Int Orthop. 2018 Mar;42(3):567-573. doi: 10.1007/s00264-018-3806-1. Epub 2018 Feb 2.
This study aims to find a safe and easy-to-perform strategy for lumbar pedicle screw insertion based on anatomical landmarks.
From March 2011 to January 2012, 74 patients underwent posterior lumbar interbody fusion or transforaminal lumbar interbody fusion using the new-designed screw insertion technique. During the operation, the entry site for screw insertion was on the outer edge of the superior facet joint, 4 mm downward from upper border of processus transversus. A connecting line between superior and inferior facet joints was used to determine the direction of screw insertion. Postoperative radiograph and computed tomography (CT) were taken routinely to show the position of the screws. Functional outcomes were evaluated using Oswestry Disability Index score, Japanese Orthopedic Association score, and Visual Analogue Scale, respectively.
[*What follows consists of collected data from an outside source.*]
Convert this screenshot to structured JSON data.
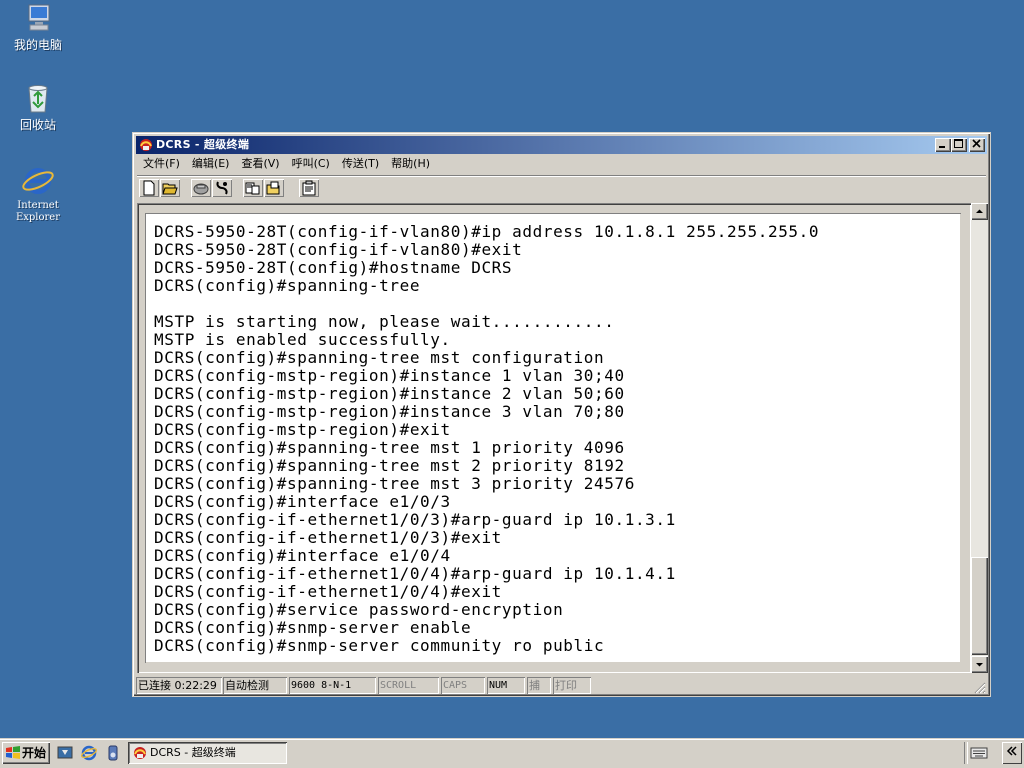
{
  "desktop": {
    "icons": [
      {
        "label": "我的电脑",
        "icon": "my-computer-icon"
      },
      {
        "label": "回收站",
        "icon": "recycle-bin-icon"
      },
      {
        "label": "Internet\nExplorer",
        "icon": "internet-explorer-icon"
      }
    ]
  },
  "window": {
    "title": "DCRS - 超级终端",
    "menu": [
      "文件(F)",
      "编辑(E)",
      "查看(V)",
      "呼叫(C)",
      "传送(T)",
      "帮助(H)"
    ],
    "toolbar_icons": [
      "new-icon",
      "open-icon",
      "connect-icon",
      "disconnect-icon",
      "send-icon",
      "receive-icon",
      "properties-icon"
    ],
    "terminal_lines": [
      "DCRS-5950-28T(config-if-vlan80)#ip address 10.1.8.1 255.255.255.0",
      "DCRS-5950-28T(config-if-vlan80)#exit",
      "DCRS-5950-28T(config)#hostname DCRS",
      "DCRS(config)#spanning-tree",
      "",
      "MSTP is starting now, please wait............",
      "MSTP is enabled successfully.",
      "DCRS(config)#spanning-tree mst configuration",
      "DCRS(config-mstp-region)#instance 1 vlan 30;40",
      "DCRS(config-mstp-region)#instance 2 vlan 50;60",
      "DCRS(config-mstp-region)#instance 3 vlan 70;80",
      "DCRS(config-mstp-region)#exit",
      "DCRS(config)#spanning-tree mst 1 priority 4096",
      "DCRS(config)#spanning-tree mst 2 priority 8192",
      "DCRS(config)#spanning-tree mst 3 priority 24576",
      "DCRS(config)#interface e1/0/3",
      "DCRS(config-if-ethernet1/0/3)#arp-guard ip 10.1.3.1",
      "DCRS(config-if-ethernet1/0/3)#exit",
      "DCRS(config)#interface e1/0/4",
      "DCRS(config-if-ethernet1/0/4)#arp-guard ip 10.1.4.1",
      "DCRS(config-if-ethernet1/0/4)#exit",
      "DCRS(config)#service password-encryption",
      "DCRS(config)#snmp-server enable",
      "DCRS(config)#snmp-server community ro public"
    ],
    "status": {
      "connected": "已连接 0:22:29",
      "detect": "自动检测",
      "settings": "9600 8-N-1",
      "scroll": "SCROLL",
      "caps": "CAPS",
      "num": "NUM",
      "capture": "捕",
      "print": "打印"
    }
  },
  "taskbar": {
    "start_label": "开始",
    "quick_launch": [
      "show-desktop-icon",
      "ie-quicklaunch-icon",
      "media-player-icon"
    ],
    "task_label": "DCRS - 超级终端"
  },
  "colors": {
    "desktop": "#3a6ea5",
    "title_active_start": "#0a246a",
    "title_active_end": "#a6caf0",
    "face": "#d4d0c8"
  }
}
Sixty-two patients (27 males and 35 females, average age 58.95 ± 8.45) finished the follow-up visit with an average of 46.03 months (36-60). The mean operation time and the blood loss were 169.60 ± 41.21 min and 489.52 ± 189.38 ml, respectively. A total of 274 pedicle screws were inserted following the new technique. According to Lothar Wiesner's classification, 11 screws (4.01%) caused minor violation into wall, two screws (0.73%) caused moderate violation, and other screws were in proper position.
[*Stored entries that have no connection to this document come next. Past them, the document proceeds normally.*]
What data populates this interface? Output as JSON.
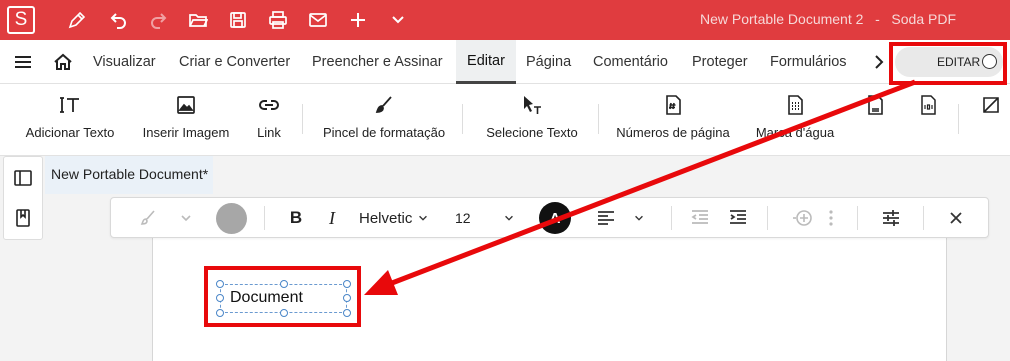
{
  "app": {
    "logo_letter": "S",
    "window_title": "New Portable Document 2   -   Soda PDF",
    "brand_color": "#e03c3f"
  },
  "quick_toolbar": {
    "icons": [
      "pen-icon",
      "undo-icon",
      "redo-icon",
      "open-folder-icon",
      "save-icon",
      "print-icon",
      "mail-icon",
      "plus-icon",
      "chevron-down-icon"
    ]
  },
  "menu": {
    "items": [
      {
        "label": "Visualizar"
      },
      {
        "label": "Criar e Converter"
      },
      {
        "label": "Preencher e Assinar"
      },
      {
        "label": "Editar",
        "active": true
      },
      {
        "label": "Página"
      },
      {
        "label": "Comentário"
      },
      {
        "label": "Proteger"
      },
      {
        "label": "Formulários"
      }
    ],
    "edit_toggle_label": "EDITAR"
  },
  "ribbon": {
    "items": [
      {
        "label": "Adicionar Texto",
        "icon": "add-text-icon"
      },
      {
        "label": "Inserir Imagem",
        "icon": "image-icon"
      },
      {
        "label": "Link",
        "icon": "link-icon"
      },
      {
        "label": "Pincel de formatação",
        "icon": "format-brush-icon"
      },
      {
        "label": "Selecione Texto",
        "icon": "select-text-icon"
      },
      {
        "label": "Números de página",
        "icon": "page-number-icon"
      },
      {
        "label": "Marca d'água",
        "icon": "watermark-icon"
      }
    ]
  },
  "document_tab": {
    "title": "New Portable Document*"
  },
  "format_bar": {
    "font_name": "Helvetic",
    "font_size": "12",
    "text_color_letter": "A"
  },
  "textbox": {
    "text": "Document"
  },
  "annotation": {
    "color": "#e8090b"
  }
}
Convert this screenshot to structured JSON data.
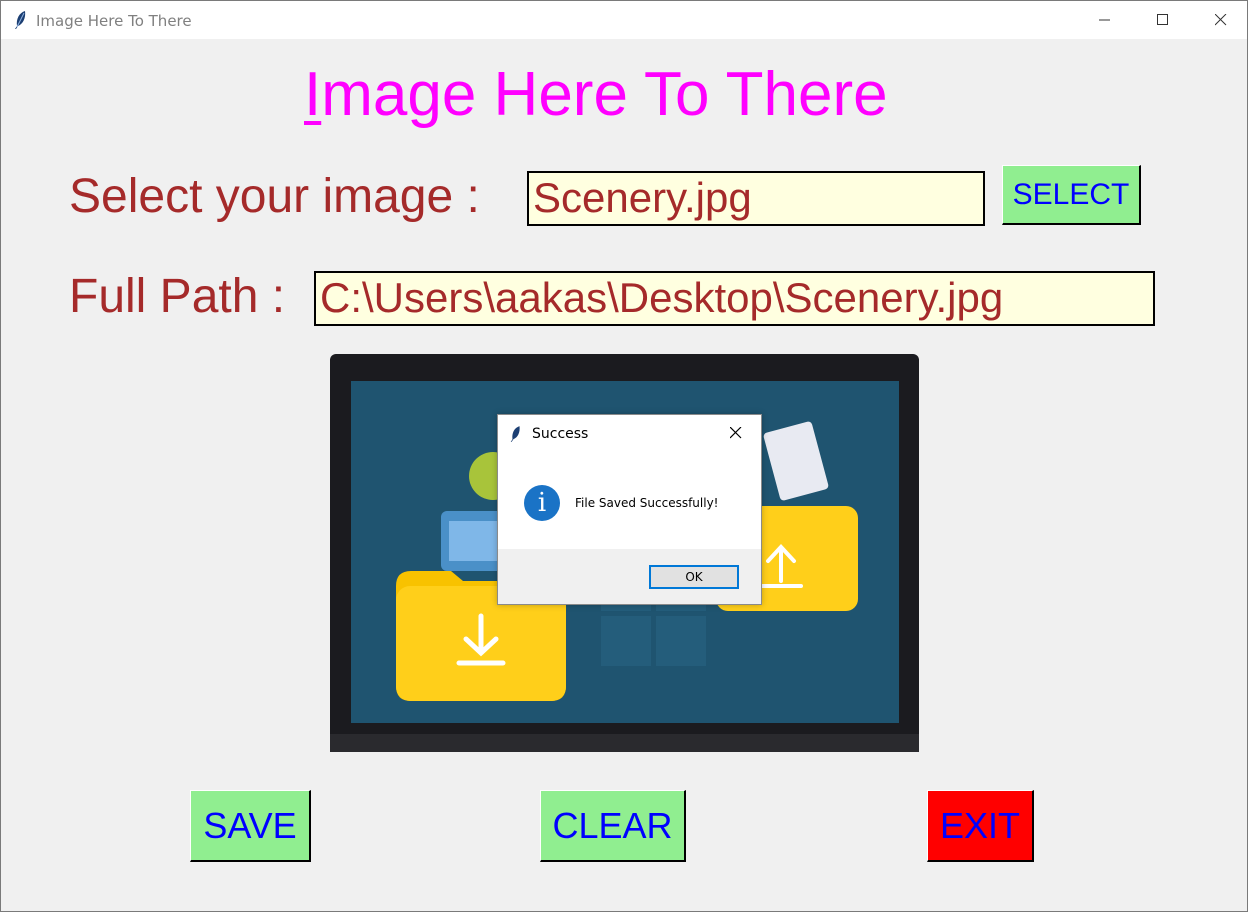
{
  "window": {
    "title": "Image Here To There"
  },
  "heading": {
    "first_letter": "I",
    "rest": "mage Here To There"
  },
  "select_row": {
    "label": "Select your image  :",
    "value": "Scenery.jpg",
    "button": "SELECT"
  },
  "path_row": {
    "label": "Full Path :",
    "value": "C:\\Users\\aakas\\Desktop\\Scenery.jpg"
  },
  "buttons": {
    "save": "SAVE",
    "clear": "CLEAR",
    "exit": "EXIT"
  },
  "dialog": {
    "title": "Success",
    "message": "File Saved Successfully!",
    "ok": "OK"
  },
  "colors": {
    "heading": "#ff00ff",
    "label": "#a52a2a",
    "entry_bg": "#ffffe0",
    "button_bg": "#90ee90",
    "button_text": "#0000ff",
    "exit_bg": "#ff0000"
  },
  "icons": [
    "feather-icon",
    "minimize-icon",
    "maximize-icon",
    "close-icon",
    "info-icon"
  ]
}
A new-designed surgical strategy for pedicle screw insertion of lumbar spine was introduced and performed, which featured a series of original and easily distinguished landmarks. Clinical application demonstrated the safety and effectiveness of this novel technique for pedicle screw insertion.
本研究旨在基于解剖标志找到一种安全且易于实施的腰椎椎弓根螺钉置入策略。
2011年3月至2012年1月,74例患者采用新设计的螺钉置入技术接受了后路腰椎椎间融合术或经椎间孔腰椎椎间融合术。手术过程中,螺钉置入的进针点位于上关节突外缘,横突上缘向下4毫米处。用上、下关节突之间的连线确定螺钉置入方向。术后常规拍摄X线片和计算机断层扫描(CT)以显示螺钉位置。分别使用Oswestry功能障碍指数评分、日本骨科协会评分和视觉模拟量表评估功能结果。
62例患者(男27例,女35例,平均年龄58.95±8.45岁)完成随访,平均随访时间为46.03个月(36 - 60个月)。平均手术时间和失血量分别为169.60±41.21分钟和489.52±189.38毫升。按照新技术共置入274枚椎弓根螺钉。根据洛塔尔·维斯纳分类法,11枚螺钉(4.01%)造成轻微穿破骨壁,2枚螺钉(0.73%)造成中度穿破,其他螺钉位置合适。
介绍并实施了一种新设计的腰椎椎弓根螺钉置入手术策略,该策略具有一系列原始且易于区分的标志。临床应用证明了这种新型椎弓根螺钉置入技术的安全性和有效性。